Впрочем, осуждение праздности людской лимонадная будка заимствовала у своего соседа — камня с пугливыми жуками под мшистым животом. Тот все время недоумевал, для чего Господь Бог создал людей?.. Но не только человек — каждое созданье Божье: бабочка-капустница, и облачко, и дождевая капля — в свободное от труда время выдумывают себе какую-нибудь забаву, каприз, радость… Была забава и у Миши: он дрессировал тараканов. Зажигал огарок, подбрасывал в печь шишек и вынимал из кармана спичечную коробку с коричневыми, блестящими зверьками. Тараканы разбегались по ящику из-под чая, шевеля длинными усами, и ежились от холода, а грязная рука с тонкими музыкальными пальцами загоняла их в очерченный углем квадрат, строила в две шеренги и рассыпала в цепь.

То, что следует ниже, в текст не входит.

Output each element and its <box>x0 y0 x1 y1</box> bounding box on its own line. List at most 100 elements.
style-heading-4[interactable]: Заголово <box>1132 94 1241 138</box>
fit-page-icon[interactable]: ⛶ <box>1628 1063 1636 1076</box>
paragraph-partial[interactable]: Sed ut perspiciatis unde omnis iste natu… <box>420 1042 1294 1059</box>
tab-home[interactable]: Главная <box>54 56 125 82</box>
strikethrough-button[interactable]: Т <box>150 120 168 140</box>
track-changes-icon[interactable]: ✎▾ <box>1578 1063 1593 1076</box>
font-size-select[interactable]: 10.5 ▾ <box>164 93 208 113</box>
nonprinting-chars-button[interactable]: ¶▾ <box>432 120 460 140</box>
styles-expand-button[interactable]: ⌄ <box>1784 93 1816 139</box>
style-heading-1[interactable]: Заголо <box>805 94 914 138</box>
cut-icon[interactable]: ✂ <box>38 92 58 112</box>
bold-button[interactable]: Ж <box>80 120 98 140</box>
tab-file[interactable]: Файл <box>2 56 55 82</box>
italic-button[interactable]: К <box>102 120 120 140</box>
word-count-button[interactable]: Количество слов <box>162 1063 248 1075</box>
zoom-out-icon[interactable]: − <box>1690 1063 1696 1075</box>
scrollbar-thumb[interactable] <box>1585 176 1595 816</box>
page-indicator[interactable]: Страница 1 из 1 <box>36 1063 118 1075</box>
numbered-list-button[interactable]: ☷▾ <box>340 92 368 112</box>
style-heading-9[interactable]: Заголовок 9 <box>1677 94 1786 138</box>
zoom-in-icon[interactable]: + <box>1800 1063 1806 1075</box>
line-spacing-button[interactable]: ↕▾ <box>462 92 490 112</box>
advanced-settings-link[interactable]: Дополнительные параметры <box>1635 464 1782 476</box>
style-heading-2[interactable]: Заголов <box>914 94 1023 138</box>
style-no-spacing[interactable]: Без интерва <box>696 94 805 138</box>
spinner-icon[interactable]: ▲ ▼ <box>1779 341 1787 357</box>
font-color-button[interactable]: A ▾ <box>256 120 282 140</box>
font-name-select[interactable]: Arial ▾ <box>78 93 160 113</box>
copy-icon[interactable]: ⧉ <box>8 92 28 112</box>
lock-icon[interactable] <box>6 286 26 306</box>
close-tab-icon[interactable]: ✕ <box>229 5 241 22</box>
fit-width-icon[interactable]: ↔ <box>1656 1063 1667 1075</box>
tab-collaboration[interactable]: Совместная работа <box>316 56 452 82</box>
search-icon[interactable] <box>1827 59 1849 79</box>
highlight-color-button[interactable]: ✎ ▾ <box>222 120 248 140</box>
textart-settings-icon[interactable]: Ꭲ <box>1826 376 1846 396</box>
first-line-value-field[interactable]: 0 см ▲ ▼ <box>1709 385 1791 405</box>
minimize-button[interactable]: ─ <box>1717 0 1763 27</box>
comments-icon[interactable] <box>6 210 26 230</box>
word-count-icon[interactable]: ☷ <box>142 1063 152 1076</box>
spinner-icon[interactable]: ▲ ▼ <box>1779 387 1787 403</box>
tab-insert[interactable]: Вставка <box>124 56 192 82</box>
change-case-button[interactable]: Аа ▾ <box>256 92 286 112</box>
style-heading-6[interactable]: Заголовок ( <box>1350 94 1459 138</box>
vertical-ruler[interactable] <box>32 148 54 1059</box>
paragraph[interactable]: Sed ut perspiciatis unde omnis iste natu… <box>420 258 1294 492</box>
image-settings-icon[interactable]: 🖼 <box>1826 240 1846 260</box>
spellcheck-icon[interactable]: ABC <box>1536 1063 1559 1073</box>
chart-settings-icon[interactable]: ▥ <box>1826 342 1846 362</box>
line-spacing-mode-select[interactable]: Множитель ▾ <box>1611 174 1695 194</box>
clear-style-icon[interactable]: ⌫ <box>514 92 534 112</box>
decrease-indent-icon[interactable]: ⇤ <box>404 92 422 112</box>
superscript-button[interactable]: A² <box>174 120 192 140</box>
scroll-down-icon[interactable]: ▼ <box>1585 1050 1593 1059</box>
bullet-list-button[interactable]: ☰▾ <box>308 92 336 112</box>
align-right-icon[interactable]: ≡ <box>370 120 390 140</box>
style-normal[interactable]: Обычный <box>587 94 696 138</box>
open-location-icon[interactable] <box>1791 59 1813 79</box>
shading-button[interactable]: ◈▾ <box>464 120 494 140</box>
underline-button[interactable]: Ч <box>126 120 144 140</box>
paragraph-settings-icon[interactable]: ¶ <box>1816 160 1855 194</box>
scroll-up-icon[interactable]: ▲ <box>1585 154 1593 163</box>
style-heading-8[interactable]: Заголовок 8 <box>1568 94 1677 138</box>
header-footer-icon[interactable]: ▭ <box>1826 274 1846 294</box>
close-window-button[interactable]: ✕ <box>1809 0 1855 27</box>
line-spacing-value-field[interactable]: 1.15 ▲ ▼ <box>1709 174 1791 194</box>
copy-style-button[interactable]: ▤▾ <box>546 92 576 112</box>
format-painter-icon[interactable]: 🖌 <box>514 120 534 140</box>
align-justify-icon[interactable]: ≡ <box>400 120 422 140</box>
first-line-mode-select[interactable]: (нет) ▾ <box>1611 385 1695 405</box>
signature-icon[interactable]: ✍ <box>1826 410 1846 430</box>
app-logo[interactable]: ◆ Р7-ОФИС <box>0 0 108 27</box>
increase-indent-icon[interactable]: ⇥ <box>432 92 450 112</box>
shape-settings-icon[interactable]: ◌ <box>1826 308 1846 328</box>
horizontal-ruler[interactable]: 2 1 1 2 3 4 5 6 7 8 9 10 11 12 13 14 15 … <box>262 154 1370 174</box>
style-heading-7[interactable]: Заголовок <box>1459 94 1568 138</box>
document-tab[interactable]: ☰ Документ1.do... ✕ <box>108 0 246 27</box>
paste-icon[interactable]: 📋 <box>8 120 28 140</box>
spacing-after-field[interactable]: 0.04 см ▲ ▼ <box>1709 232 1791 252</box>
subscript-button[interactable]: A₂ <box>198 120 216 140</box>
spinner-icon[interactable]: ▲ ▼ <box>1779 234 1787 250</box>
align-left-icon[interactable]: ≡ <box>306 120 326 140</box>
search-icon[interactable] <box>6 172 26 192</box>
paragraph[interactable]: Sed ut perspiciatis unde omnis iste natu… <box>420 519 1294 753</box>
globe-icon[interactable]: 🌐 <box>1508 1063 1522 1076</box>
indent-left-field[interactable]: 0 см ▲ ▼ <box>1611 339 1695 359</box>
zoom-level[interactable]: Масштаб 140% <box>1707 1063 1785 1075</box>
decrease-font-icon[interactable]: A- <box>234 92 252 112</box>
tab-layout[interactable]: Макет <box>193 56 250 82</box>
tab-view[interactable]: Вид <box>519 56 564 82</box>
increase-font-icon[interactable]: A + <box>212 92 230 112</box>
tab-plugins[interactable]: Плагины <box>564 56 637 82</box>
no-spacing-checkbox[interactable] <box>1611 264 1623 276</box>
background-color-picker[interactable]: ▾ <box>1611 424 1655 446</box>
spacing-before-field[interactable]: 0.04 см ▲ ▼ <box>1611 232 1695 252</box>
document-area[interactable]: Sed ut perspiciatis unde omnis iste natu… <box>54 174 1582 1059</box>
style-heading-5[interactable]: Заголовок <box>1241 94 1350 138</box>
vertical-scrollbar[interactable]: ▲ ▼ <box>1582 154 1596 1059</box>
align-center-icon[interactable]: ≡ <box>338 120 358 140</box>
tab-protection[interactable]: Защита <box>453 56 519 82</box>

Может быть, Мише удалось бы в конце концов приучить их к строгой дисциплине и военной выправке, но серые деревенские парни — тараканы, — привыкнув к жарко натопленной печке, дезертировали целыми взводами и замерзали, траурно опустив палочки усов. Миша хоронил их в снегу под «Траурный марш» Шопена, а на следующий день приносил новых.
Когда с детским криком лопались струны, когда переставала дымить чугунная печка и голод затушевывал прозрачно-синие глаза Миши, он кутал голову башлыком и шел на пристань грузить пароходы. Лимонадная будка провожала его материнским взглядом, скрипела тревожно. Все казалось ей: замерзнет, бедный! Ноги-то только тряпками обмотаны, грудь в легкой курточке с дырой на левом локте. И так уже кашляет беспрестанно… Но к вечеру возвращался Миша домой с шоколадом в золотой обложке, с грушами и виноградом, с новыми струнами в крохотной плетеной корзинке, и будка, вдыхая знакомый запах сладостей и фруктов, успокаивалась. Весь в угольной пыли, усталый и беззаботный, Миша раскрывал квадратное окно, чудесно разрисованное морозом — большой художник, хоть и самоучка, — бросал в рыхлые сугробы снега груши и матовые кисти винограда. Шумная стая мальчуганов, побросав салазки, спотыкаясь и падая на бегу, бросалась к окну со знакомым, радостным криком: «Вэнелайнен, вэнелайнен…»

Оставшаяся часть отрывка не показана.